Awarded the 'Nobel Prize' of Mathematics in 2012

The Norwegian Academy of Sciences awarded the Abel Prize (equivalent to the Nobel Prize in Mathematics) in 2012 to Hungarian mathematician Endre Szemeredi, according to the announcement of VHLKH Norway on March 21, 2012.

The chairman of the Norwegian Academy of Sciences, Niels Christian Stencet, explained to journalists that the committee's decision to award the prize was because Szemeredi 'created a network in discrete mathematics'.

Picture 1 of Awarded the 'Nobel Prize' of Mathematics in 2012
Endre Szemeredi.

Endre Szemeredi was born in 1940 in Budapest. He came to mathematics quite late after leaving the University of Medicine, he went to work as a factory worker and enrolled in Mathematics at Eõtvõs Loránd University in Budapest. After graduating, he went to Russia to study and defend his doctoral thesis at Moscow General University named Lomonosov (MGU) in 1970 with the guidance of Professor Israel Gelfand. Szemeredi is currently working at the Alfréd Rényi Mathematical Institute, belonging to Hungarian VHLKH, and a computer science professor at Rutgers University in New Jersey (USA).

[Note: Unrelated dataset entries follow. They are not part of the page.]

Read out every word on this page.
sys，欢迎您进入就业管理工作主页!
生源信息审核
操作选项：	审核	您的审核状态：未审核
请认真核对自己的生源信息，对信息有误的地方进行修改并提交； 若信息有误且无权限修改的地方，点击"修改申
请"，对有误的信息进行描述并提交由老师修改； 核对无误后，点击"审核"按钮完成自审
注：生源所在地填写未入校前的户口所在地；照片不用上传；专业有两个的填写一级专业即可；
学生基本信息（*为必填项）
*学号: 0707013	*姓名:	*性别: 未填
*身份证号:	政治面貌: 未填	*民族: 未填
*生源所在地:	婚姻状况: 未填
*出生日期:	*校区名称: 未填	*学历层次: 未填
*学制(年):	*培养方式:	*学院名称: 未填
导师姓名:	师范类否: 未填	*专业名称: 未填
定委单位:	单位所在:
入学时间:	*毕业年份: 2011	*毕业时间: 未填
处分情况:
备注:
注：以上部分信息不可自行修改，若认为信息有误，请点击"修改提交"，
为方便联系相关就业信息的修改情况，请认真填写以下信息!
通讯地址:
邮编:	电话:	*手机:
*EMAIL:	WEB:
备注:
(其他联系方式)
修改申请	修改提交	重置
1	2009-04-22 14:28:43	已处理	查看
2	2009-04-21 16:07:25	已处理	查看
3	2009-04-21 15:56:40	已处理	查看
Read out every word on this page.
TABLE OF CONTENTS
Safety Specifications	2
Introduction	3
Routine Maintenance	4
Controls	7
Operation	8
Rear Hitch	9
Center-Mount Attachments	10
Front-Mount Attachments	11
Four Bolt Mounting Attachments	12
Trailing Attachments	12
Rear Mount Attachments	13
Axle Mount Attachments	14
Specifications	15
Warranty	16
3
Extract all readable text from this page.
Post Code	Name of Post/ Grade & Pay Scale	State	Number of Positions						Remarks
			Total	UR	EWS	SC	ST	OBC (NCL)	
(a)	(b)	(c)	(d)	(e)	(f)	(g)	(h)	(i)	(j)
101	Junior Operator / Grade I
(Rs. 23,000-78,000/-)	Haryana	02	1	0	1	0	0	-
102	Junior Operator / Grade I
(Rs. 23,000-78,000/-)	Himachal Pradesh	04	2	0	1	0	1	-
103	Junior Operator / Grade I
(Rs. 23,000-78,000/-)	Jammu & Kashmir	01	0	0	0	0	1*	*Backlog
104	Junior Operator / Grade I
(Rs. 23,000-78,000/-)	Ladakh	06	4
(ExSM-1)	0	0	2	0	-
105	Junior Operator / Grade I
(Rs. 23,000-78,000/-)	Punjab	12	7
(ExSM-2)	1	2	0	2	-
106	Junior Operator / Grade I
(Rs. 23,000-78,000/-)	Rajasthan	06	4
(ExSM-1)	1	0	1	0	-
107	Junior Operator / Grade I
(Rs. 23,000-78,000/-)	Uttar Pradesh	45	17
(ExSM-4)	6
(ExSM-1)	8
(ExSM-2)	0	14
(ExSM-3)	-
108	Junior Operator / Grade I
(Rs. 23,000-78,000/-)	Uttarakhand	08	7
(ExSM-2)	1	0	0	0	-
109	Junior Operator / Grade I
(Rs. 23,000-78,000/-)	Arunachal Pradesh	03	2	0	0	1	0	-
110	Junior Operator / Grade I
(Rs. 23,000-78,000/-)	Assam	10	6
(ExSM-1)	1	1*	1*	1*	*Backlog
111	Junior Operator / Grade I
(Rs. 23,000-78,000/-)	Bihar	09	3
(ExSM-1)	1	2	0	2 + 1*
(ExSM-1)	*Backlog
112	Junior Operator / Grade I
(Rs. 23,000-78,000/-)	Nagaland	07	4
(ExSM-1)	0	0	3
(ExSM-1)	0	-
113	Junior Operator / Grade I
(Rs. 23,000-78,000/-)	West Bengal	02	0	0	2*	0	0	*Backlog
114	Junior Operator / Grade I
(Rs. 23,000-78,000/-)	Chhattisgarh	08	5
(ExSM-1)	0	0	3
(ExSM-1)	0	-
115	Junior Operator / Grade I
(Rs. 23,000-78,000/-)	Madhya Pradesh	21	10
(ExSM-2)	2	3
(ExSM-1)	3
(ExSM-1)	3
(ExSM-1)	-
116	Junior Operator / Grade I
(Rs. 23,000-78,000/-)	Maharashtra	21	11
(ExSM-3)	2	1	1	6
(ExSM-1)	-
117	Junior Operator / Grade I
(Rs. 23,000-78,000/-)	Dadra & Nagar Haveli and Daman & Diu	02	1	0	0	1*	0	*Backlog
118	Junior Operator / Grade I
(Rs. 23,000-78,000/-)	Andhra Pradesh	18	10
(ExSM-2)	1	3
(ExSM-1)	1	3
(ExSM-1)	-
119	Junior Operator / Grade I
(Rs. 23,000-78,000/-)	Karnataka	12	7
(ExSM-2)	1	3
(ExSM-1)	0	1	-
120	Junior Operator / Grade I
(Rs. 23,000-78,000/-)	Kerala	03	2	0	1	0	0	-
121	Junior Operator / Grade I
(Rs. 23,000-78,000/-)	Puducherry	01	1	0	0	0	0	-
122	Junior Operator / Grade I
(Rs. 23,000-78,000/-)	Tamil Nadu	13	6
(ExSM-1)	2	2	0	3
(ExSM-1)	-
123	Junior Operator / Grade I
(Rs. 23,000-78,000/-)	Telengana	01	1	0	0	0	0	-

He is highly regarded by the international academic circle, being 'a person with extraordinary mathematical abilities' and his influence on many different mathematical disciplines is enormous. He opened many new directions for narrow specializations of Mathematics and laid the foundation for a number of future Maths.

In 2001 the Norwegian government announced the 200th anniversary of the Norwegian mathematician Niels Henrik Abel (1802) marking the birth of a new prize for mathematicians, named Abel. The purpose of this prize is to fill the absence of the Nobel Prize in mathematics, although the Fields medal is sometimes considered equivalent. The Abel prize is accompanied by a prize of 6 million Norwegian kroner, equivalent to 740,000 euros or 1,000,000 USD.